Since I have to have some security software on board, I made a return to the Symantec fold with my purchase of Norton 360. That does sound extreme, but I have been curious about the software for a while now. You get the usual firewall, antivirus and antispam functions with PC tuning, anti-phishing and backup features available as well. It is supposed to be unobtrusive, so we'll see how it goes from here.

Update:

PC Pro rates the software highly, while Tech.co.uk accuses it of being bloatware. Nevertheless, the only issue that I am having with it is its insistence on having Microsoft Update turned on. For now, I am sticking with Shavlik's NetChk Protect, especially seeing what Microsoft has been doing with its update service. Have a look at Windows Secrets.com to see what I mean. Other than that, it seems to working away in the background without intruding at all.

New version of ZoneAlarm Security Suite

1st April 2007

Having owned a licence of ZoneAlarm Security Suite 6, I was wondering if I would get a pop-up inviting me to upgrade, free gratis as I have a subscription, to the latest version. In the middle of my Office 2007 installation activities, the notification duly turned up to prompt me to download and install the update to version 7.

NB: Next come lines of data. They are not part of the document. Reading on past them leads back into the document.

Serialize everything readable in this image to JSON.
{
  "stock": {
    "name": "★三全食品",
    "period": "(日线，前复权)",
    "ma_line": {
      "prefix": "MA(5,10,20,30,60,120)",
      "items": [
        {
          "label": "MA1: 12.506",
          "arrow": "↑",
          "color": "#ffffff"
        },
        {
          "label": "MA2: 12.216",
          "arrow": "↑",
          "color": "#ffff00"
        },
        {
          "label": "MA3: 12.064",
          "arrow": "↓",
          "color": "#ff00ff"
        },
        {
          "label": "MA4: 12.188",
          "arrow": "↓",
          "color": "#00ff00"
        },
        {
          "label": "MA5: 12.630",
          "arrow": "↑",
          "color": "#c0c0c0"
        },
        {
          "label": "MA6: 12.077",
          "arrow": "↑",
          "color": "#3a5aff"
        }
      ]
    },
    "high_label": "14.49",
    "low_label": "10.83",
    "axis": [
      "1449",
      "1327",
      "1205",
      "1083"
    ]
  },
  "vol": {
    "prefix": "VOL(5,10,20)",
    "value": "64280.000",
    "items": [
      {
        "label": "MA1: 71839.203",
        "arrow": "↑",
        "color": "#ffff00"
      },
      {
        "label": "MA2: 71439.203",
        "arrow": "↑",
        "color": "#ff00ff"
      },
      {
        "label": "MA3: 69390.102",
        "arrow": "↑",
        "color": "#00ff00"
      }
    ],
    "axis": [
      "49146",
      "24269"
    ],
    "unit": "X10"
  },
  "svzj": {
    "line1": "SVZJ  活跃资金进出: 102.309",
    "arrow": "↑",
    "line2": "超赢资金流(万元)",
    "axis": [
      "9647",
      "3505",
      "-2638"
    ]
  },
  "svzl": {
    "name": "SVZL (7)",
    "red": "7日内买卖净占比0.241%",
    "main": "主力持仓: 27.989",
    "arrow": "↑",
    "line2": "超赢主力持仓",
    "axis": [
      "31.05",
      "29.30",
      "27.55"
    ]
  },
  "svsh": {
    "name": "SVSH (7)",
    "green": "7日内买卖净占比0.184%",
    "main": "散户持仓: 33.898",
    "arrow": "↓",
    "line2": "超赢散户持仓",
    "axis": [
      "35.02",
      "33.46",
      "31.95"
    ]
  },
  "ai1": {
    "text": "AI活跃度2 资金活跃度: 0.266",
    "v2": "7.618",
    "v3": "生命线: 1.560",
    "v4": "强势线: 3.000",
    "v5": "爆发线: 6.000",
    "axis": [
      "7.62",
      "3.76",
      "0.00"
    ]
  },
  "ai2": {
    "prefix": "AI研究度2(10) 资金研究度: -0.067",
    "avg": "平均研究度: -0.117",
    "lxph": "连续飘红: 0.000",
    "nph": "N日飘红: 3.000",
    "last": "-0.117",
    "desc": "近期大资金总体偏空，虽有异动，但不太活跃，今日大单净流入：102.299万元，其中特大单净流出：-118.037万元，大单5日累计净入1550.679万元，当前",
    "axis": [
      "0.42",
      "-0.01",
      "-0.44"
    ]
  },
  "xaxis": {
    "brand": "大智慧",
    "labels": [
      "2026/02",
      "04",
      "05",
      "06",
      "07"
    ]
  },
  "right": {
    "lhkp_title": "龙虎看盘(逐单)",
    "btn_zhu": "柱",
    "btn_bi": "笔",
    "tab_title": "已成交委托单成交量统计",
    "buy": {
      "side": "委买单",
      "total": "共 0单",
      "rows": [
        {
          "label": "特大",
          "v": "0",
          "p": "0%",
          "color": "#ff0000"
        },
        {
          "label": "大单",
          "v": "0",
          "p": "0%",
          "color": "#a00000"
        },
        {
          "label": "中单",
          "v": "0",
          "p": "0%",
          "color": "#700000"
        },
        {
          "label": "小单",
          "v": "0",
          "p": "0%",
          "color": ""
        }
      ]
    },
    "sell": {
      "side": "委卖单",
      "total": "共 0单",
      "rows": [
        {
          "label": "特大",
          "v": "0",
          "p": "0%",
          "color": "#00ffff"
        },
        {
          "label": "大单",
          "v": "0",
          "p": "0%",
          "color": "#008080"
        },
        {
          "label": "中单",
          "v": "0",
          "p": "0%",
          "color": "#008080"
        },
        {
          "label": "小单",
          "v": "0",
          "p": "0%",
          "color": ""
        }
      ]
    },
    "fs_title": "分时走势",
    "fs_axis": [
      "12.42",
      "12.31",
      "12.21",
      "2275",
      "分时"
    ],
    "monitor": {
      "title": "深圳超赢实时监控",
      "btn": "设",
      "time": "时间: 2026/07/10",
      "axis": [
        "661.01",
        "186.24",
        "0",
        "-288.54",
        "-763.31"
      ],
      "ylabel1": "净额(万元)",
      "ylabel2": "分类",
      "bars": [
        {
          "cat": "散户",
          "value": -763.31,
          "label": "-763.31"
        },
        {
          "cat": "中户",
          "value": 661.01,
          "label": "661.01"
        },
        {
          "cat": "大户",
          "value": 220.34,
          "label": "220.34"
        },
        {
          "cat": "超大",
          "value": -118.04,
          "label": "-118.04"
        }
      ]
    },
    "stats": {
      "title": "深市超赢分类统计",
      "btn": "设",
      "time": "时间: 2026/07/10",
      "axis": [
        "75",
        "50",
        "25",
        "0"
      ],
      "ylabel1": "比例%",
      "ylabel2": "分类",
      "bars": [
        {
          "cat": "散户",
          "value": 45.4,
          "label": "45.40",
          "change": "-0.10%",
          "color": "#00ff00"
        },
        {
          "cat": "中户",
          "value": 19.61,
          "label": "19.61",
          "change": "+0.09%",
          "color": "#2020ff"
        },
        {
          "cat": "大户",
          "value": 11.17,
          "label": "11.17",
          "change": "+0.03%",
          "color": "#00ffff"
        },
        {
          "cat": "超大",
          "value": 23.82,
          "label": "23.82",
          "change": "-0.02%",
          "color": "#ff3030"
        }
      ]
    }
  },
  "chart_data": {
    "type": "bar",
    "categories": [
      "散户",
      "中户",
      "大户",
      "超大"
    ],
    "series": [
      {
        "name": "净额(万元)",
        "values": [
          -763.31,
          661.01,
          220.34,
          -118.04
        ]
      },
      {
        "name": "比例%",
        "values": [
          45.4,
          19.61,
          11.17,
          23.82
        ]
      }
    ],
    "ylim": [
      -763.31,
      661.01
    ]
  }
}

The first change you will notice is in the branding, ZoneAlarm is now owned by Check Point Software Technologies, but the real reason for my interest is my hearing that Kaspersky antivirus technology is now part of the package. In addition, learning capabilities have also been added so that you don’t get annoyed by the thing asking you if it is alright for a certain application to do something or other that seems vaguely out of order, all the time. This has been part of Norton Internet Security for a while and is certainly an asset; Windows Vista’s User Access Control feature would do well to implement some of this learning, given what I have heard of its activities. And ZoneAlarm 6 was prone to nag you a lot as well, at least it did for me.

The installation went well for me, apart from the non-activation of the antivirus functionality. This took an update and a reboot to sort out, leaving me to think that it might have emanated from the changeover to British Summer Time that took place last weekend. I shall be keeping an eye out for what happens when the changeover to Winter time takes place (don’t worry, I fully plan to enjoy the intervening time; I have more than learned to enjoy each season for its delights). Having a time changeover like this knock out your antivirus software is far from ideal. Other than that, everything is working fine, especially as the firewall is staying silent as it continues to learn.

VMware and ZoneAlarm

30th January 2007

Contrary to appearances given by this blog, I am not exclusively a Windows user. In fact, I have sampled Linux on a number of occasions in the past and I use VMware to host a number of different distributions – my Ubuntu installation is updating itself as I write this – as I like to keep tabs on what is out there. I also retain a Windows 2000 installation for testing, and have had a virtual machine hosting a test release of Vista not so long ago. I also have my finger in the UNIX world with an instance of OpenSolaris, though it is currently off my system thanks to my wrecking its graphics set up. However, ZoneAlarm has been known to get ahead of itself and start blocking VMware. If you go having a look on the web, there is no solution to this beyond a complete system refresh (format the boot drive and reinstall everything again) and I must admit that this sounds like throwing out bath, baby and bathwater together. I did find another approach, though: removing ZoneAlarm and reinstalling it. This wipes all its remembered settings, including the nefarious one that conflicted with VMware in the first place. It's remarkable that no one else has considered this, but it has worked for me, and having to have the security software relearn everything again is much less painless than rebuilding your system.